Nel caso di Hidetoshi Nakata si può dire che fu un vero e proprio successo sia sul campo che fuori. Portare in Italia il  miglior calciatore asiatico del 1997 e del 1998 fu non solo una semplice trovata commerciale ma un vero e proprio investimento sulle qualità sportive ed umane di un ragazzo ed un professionista esemplare. Nakata giocava da trequartista agendo dietro le punte svolgendo in tal modo il compito di collegare il centrocampo con l'attacco. Dotato di buone qualità tecniche e di grande visione di gioco sapeva fare la differenza. Dieci reti in trentatré partite testimoniano come l'ambientamento del ragazzo fu straordinariamente semplice nonostante la squadra non girasse al meglio con l'allenatore Castagner che diede le proprie dimissioni in corsa e con Gaucci che decise di sostituirlo con Boskov.

Nemmeno l'allenatore serbo riuscì nell'impresa di dare la svolta ma finì comunque per portare gli umbri alla salvezza arricchita anche dalla qualificazione alla Coppa Intertoto per altrui rinuncia. L'annata successiva vide l'arrivo in panchina di Carletto Mazzone nel tentativo di far vivere ai tifosi perugini una stagione tranquilla. L'inizio non sarà dei migliori con l'eliminazione dall'Intertoto per mano dei turchi del Trabzonspor ma nonostante ciò i biancorossi non perderanno la trebisonda terminando il campionato al decimo posto con l'apice da cardiopalma della partita finale contro la Juventus in quel pomeriggio di pioggia sensazionale che regalò lo scudetto alla LazioQuella sarà anche però l'annata dell'addio di Nakata che a Gennaio farà le valigie destinazione Roma. In tutto il giapponese disputerà con il Perugia 47 partite realizzando 12 goal.

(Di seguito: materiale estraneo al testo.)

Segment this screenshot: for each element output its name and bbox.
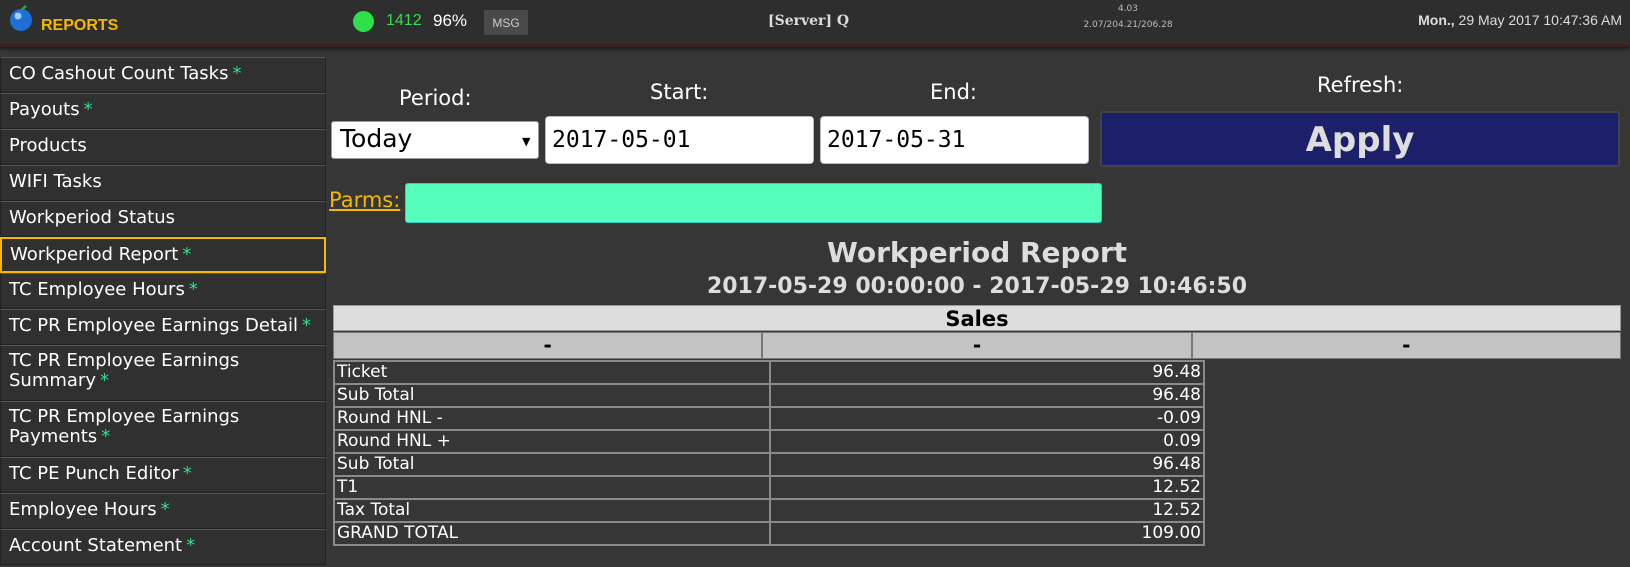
sidebar-item-workperiod-status[interactable]: Workperiod Status <box>0 201 326 237</box>
row-label: Round HNL - <box>333 406 771 431</box>
row-label: Round HNL + <box>333 429 771 454</box>
sidebar-item-label: TC PR Employee Earnings Payments <box>9 406 240 447</box>
favorite-star-icon: * <box>83 99 93 120</box>
favorite-star-icon: * <box>232 63 242 84</box>
version-bottom: 2.07/204.21/206.28 <box>1083 20 1173 30</box>
favorite-star-icon: * <box>182 244 192 265</box>
sidebar-item-label: TC PR Employee Earnings Summary <box>9 350 240 391</box>
row-label: Ticket <box>333 360 771 385</box>
blueberry-logo-icon <box>10 5 32 31</box>
table-row: Round HNL - -0.09 <box>333 406 1205 431</box>
sidebar-item-label: Workperiod Report <box>10 244 179 265</box>
period-select[interactable]: Today <box>331 121 539 159</box>
sidebar-item-label: WIFI Tasks <box>9 171 102 192</box>
version-top: 4.03 <box>1117 4 1139 14</box>
parms-link[interactable]: Parms: <box>329 188 400 212</box>
start-label: Start: <box>650 80 709 104</box>
sidebar-item-account-statement[interactable]: Account Statement * <box>0 529 326 565</box>
sidebar-item-label: TC PE Punch Editor <box>9 463 179 484</box>
table-row: Tax Total 12.52 <box>333 498 1205 523</box>
sidebar-item-tc-pe-punch-editor[interactable]: TC PE Punch Editor * <box>0 457 326 493</box>
msg-button[interactable]: MSG <box>484 10 528 35</box>
sales-section-header: Sales <box>333 305 1621 331</box>
column-headers: - - - <box>333 332 1621 359</box>
status-count: 1412 <box>386 12 422 29</box>
sidebar-item-label: TC PR Employee Earnings Detail <box>9 315 299 336</box>
table-row: Sub Total 96.48 <box>333 452 1205 477</box>
table-row: Round HNL +0.09 <box>333 429 1205 454</box>
sidebar-item-label: Payouts <box>9 99 80 120</box>
row-value: 109.00 <box>769 521 1205 546</box>
favorite-star-icon: * <box>188 279 198 300</box>
row-label: T1 <box>333 475 771 500</box>
favorite-star-icon: * <box>101 426 111 447</box>
sales-table: Ticket 96.48 Sub Total 96.48 Round HNL - -0… <box>333 360 1205 546</box>
column-header: - <box>1191 332 1621 359</box>
datetime: Mon., 29 May 2017 10:47:36 AM <box>1418 12 1622 28</box>
parms-input[interactable] <box>405 183 1102 223</box>
status-indicator-icon <box>353 11 374 32</box>
favorite-star-icon: * <box>186 535 196 556</box>
favorite-star-icon: * <box>302 315 312 336</box>
table-row: Sub Total 96.48 <box>333 383 1205 408</box>
sidebar-item-label: Workperiod Status <box>9 207 175 228</box>
sidebar-item-tc-pr-earnings-summary[interactable]: TC PR Employee Earnings Summary * <box>0 345 326 401</box>
row-value: -0.09 <box>769 406 1205 431</box>
row-value: 96.48 <box>769 360 1205 385</box>
column-header: - <box>762 332 1192 359</box>
sidebar-item-products[interactable]: Products <box>0 129 326 165</box>
favorite-star-icon: * <box>100 370 109 391</box>
datetime-day: Mon., <box>1418 12 1455 28</box>
sidebar-item-label: Products <box>9 135 87 156</box>
apply-button[interactable]: Apply <box>1100 111 1620 167</box>
dropdown-arrow-icon: ▼ <box>522 135 531 148</box>
app-title: REPORTS <box>41 17 119 34</box>
sidebar-item-wifi-tasks[interactable]: WIFI Tasks <box>0 165 326 201</box>
row-value: 0.09 <box>769 429 1205 454</box>
sidebar-item-co-cashout-count-tasks[interactable]: CO Cashout Count Tasks * <box>0 57 326 93</box>
sidebar-item-label: CO Cashout Count Tasks <box>9 63 229 84</box>
row-value: 12.52 <box>769 498 1205 523</box>
sidebar-item-label: Account Statement <box>9 535 183 556</box>
refresh-label: Refresh: <box>1317 73 1404 97</box>
sidebar-item-tc-pr-earnings-detail[interactable]: TC PR Employee Earnings Detail * <box>0 309 326 345</box>
table-row: GRAND TOTAL 109.00 <box>333 521 1205 546</box>
row-value: 96.48 <box>769 452 1205 477</box>
datetime-rest: 29 May 2017 10:47:36 AM <box>1454 12 1622 28</box>
end-label: End: <box>930 80 977 104</box>
sidebar-item-employee-hours[interactable]: Employee Hours * <box>0 493 326 529</box>
sidebar-item-label: Employee Hours <box>9 499 157 520</box>
sidebar-item-payouts[interactable]: Payouts * <box>0 93 326 129</box>
sidebar-item-label: TC Employee Hours <box>9 279 185 300</box>
row-value: 96.48 <box>769 383 1205 408</box>
row-label: GRAND TOTAL <box>333 521 771 546</box>
status-percent: 96% <box>433 11 468 30</box>
favorite-star-icon: * <box>160 499 170 520</box>
sidebar-item-workperiod-report[interactable]: Workperiod Report * <box>0 237 326 273</box>
row-label: Sub Total <box>333 383 771 408</box>
table-row: Ticket 96.48 <box>333 360 1205 385</box>
table-row: T1 12.52 <box>333 475 1205 500</box>
sidebar-item-tc-employee-hours[interactable]: TC Employee Hours * <box>0 273 326 309</box>
start-date-input[interactable] <box>545 116 814 164</box>
end-date-input[interactable] <box>820 116 1089 164</box>
sidebar-item-tc-pr-earnings-payments[interactable]: TC PR Employee Earnings Payments * <box>0 401 326 457</box>
period-label: Period: <box>399 86 472 110</box>
sidebar: CO Cashout Count Tasks * Payouts * Product… <box>0 57 326 565</box>
row-label: Tax Total <box>333 498 771 523</box>
report-date-range: 2017-05-29 00:00:00 - 2017-05-29 10:46:5… <box>706 274 1248 299</box>
report-title: Workperiod Report <box>826 236 1128 269</box>
favorite-star-icon: * <box>182 463 192 484</box>
column-header: - <box>333 332 763 359</box>
row-label: Sub Total <box>333 452 771 477</box>
top-bar: REPORTS 1412 96% MSG [Server] Q 4.03 2.0… <box>0 0 1630 47</box>
server-label: [Server] Q <box>768 13 850 29</box>
row-value: 12.52 <box>769 475 1205 500</box>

Un bottino niente male per uno che al suo arrivo non fu considerato seriamente; invece le idee che questo ragazzo aveva in testa ed esprimeva sul campo erano pensieri solidi di chi sa sempre cosa fare senza curarsi troppo del giudizio altrui, tanto è vero che smetterà di giocare ancor prima dei trent'anni in quanto il desiderio di fare altro nella propria esistenza era grande e pulsante. Ritornando però a quell'esperienza di Perugia possiamo dire che fu uno straordinario esperimento di integrazione riuscito in pieno. Gaucci forse non pensava a quel gesto come all'azione capace di rompere un argine ma tanto bastò perché molte cose cambiarono visto che nonostante fossimo già sul finire degli anni novanta il Giappone e l'Oriente restavano spesso nella considerazione generale dei luoghi esotici ed inesplorati soprattutto se si parlava di calcio quasi ci ritrovassimo in in manuale di antropologia redatto da Fosco Maraini. Oggi le cose sono cambiate con l'effetto globalizzazione che ha reso (quasi) ogni angolo terrestre parte del villaggio globale. Nakata fu innanzitutto il precursore di un qualcosa di grande e appassionante che diede vita ad un'epopea la quale rese celebre Perugia in tutto l'universo calcio trasformando una tranquilla cittadina in un grande "laboratorio internazionale".